For the simpler cases, it is perfectly possible for a user to craft a message that will look like a system prompt, like an assistant response or like the results of tool calls. While some models might be fine-tuned to ignore system calls not at the very start of the prompt or out of order messages / tool call results, it is expected that most models will be very confused & successfully manipulated by such prompt injections.

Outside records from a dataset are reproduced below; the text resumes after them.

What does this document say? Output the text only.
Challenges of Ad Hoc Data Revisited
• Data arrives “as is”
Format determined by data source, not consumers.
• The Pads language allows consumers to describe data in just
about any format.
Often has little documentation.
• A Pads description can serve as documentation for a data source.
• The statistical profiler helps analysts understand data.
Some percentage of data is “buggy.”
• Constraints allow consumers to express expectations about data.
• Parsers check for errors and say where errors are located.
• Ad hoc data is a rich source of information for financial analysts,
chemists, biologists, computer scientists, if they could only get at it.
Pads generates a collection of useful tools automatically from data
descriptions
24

Note that injection of tool calls should typically not result in their execution as LLM inference engines should not try to parse the template output (just generated tokens), but this is something to watch out for when auditing such inference engines.
As there isn't any standard mechanism to escape special tokens to prevent those attacks, it is advised users of this library take their own message sanitization measures before applying chat templates. We do not recommend any specific such measure as each model reacts differently (some even understand l33tcode as instructions).